Bir insan ömrünü neye vermeli.../ Para mı onur mu kaç dikenli yol...

Memleketimizin bir özetidir... Sözü ve bestesi Zülfü Livaneli’ye ait bu şarkının yeri bende çok ayrı. Çünkü, bizi anlatır. Sıkışmış hissettiğimde sorarım kendime, ‘ömrünü neye vermeli insan...’

Livaneli’nin söylemesi, benim kendime sormam yetmez, yetmiyor ama. Herkes sormalı. Politikacı, vatandaş, iş insanı, kadın, erkek, öğretmen, işçi, anne, baba, genç, yaşlı...

Para mı onur mu?

***

Asgari ücret bu ülkede 2 bin 800 Zloti, 630 Euro civarında. Şehir merkezindeki bir evin kirası 1200, şehre uzak evlerin ise 800 Zloti. 1 litre süt 2.40, 1 kilogram peynir 21 Zloti...

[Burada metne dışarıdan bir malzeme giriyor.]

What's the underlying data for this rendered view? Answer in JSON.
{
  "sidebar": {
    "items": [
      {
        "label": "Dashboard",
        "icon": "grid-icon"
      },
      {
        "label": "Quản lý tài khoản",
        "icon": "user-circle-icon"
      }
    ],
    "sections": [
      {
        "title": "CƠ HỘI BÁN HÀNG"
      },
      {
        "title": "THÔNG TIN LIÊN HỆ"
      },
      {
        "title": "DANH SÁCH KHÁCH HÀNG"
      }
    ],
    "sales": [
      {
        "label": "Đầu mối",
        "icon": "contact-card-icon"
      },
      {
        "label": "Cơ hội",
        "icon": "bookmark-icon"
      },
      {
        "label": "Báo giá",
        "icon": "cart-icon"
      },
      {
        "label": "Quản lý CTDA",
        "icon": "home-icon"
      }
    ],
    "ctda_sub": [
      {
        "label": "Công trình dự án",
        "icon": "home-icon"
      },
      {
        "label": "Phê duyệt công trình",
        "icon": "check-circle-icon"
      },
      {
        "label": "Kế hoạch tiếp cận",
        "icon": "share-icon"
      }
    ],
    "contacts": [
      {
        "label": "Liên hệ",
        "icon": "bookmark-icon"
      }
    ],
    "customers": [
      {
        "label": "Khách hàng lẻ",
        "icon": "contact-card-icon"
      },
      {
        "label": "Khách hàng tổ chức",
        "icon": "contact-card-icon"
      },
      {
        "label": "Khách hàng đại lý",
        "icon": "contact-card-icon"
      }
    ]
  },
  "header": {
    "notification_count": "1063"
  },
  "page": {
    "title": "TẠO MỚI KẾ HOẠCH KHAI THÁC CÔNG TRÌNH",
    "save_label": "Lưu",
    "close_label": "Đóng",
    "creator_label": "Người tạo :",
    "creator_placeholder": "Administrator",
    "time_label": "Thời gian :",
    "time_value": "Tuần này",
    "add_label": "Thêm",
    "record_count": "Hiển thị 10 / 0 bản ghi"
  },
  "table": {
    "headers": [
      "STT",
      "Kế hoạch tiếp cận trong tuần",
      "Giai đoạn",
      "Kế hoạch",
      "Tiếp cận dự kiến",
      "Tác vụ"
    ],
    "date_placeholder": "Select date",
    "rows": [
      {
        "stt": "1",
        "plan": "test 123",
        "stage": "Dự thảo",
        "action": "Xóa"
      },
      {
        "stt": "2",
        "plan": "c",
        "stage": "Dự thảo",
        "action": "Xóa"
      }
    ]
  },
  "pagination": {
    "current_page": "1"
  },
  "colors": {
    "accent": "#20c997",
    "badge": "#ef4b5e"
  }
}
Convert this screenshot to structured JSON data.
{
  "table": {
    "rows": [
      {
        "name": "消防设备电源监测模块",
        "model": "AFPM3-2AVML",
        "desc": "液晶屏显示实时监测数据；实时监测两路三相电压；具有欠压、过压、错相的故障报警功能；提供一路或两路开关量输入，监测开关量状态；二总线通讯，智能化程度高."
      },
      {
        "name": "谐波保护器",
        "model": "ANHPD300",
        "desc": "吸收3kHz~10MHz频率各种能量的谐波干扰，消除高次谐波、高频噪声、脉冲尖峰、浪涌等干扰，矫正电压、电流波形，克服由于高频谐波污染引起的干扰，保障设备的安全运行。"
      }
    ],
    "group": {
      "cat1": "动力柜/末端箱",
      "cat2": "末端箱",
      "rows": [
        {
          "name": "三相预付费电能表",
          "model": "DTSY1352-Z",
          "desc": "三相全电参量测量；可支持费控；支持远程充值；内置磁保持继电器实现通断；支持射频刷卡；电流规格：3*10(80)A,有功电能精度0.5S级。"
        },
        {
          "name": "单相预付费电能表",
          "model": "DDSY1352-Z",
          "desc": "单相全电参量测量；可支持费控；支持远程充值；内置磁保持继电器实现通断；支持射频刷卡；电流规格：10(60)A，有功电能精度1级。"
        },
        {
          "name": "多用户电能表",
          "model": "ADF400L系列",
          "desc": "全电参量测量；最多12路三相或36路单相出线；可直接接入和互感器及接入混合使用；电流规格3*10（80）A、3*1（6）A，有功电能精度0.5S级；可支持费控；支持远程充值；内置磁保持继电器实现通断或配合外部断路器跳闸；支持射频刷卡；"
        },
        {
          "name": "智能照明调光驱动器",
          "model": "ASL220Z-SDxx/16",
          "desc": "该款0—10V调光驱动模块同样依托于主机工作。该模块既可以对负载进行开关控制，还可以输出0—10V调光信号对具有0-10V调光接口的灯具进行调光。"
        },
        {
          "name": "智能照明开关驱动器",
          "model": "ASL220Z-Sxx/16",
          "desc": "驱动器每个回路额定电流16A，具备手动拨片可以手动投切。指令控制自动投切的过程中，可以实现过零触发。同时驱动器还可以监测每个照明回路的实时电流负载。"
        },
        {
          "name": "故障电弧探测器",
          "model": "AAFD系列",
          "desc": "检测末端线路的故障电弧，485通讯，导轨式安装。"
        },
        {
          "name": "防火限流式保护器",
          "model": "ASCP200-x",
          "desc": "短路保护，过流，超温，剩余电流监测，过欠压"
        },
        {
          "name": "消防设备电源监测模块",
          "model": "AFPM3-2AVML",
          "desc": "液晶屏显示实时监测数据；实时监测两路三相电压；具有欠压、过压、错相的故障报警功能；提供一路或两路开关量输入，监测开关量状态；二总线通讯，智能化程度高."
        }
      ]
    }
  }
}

Bu bilgiyi aklınızda tutun, birazdan lazım olacak!

1943 yılında marangozun oğlu olarak dünyaya geldi. Elektrik teknisyeni oldu. Gdansk kentinde Lenin Tersaneleri’ne işçi girdi. İşyeri temsilcisi olmasıyla yaşamındaki karanlık günler başladı. Cezaevleriyle tanıştı. 1970 Aralık grevlerine katıldı. 1976’da bağımsız sendika kurma girişimlerinde  bulunduğu için işten atıldı, tutuklandı. Sık sık işsiz kaldı... Binlerce tersane işçisi onun yeniden işe alınması için için grev yaptı. Bizde darbe olurken 1980’de onlarda işçiler genel greve gitti, o da önderi, simgesi oldu bu grevin. Bağımsız Dayanışma Sendikası’nı kurdu, başına geçti. 1981’de ordu darbe yaptı, Dayanışma Sendikası yasadışı ilan edildi, o cezavine girdi. ‘Koşullu’ salıvermek istediler. Kabul etmedi. İşçiler bu kez onun özgürlüğü için grev yaptı. Serbest kaldı.

İşine ancak 1983’te dönebildi. Köylü kızı Danuta ile evliydi, çocukları vardı ve çok fakirdiler. İşsiz kaldığında araba tamirciliği yapar bir lokma yiyecek bulurlardı. Her yoksul işçi gibi o da sık sık loto oynardı. Bir keresinde küçük bir miktar para kazandı. Evine televizyon aldı. 10 yıl sonra lotodan yine kazandı. Bu kez, Danuta’ya çamaşır makinesi aldı!

Dünyada işçi hareketi denildiğinde akla gelen ilk isimdi artık. Cezaevleri, gözaltılar, işsiz kalmalar ama yılmadan mücadeleye devam etmekle geçen yaşamı Nobel Barış Ödülü’nü getirdi ona. Ödülü almak için Danuta ile sınırı geçerken, “Bizi dönüşte ülkemize almayabilirler” diyordu. O yurt dışı gezisini Danuta hiç unutamıyor. Çünkü, üzerindeki manto mahalle kuaföründen, elbise ise bir arkadaşının annesinden ödünç alınmıştı!

Lech Walesa...

Bir dönemin ünlü işçi lideri... 1990 yılında özgür seçimlerde oyların yüzde 74’ünü alarak Polonya Cumhurbaşkanı seçildi. Efsane yani... Yaşamı filme bile çekildi.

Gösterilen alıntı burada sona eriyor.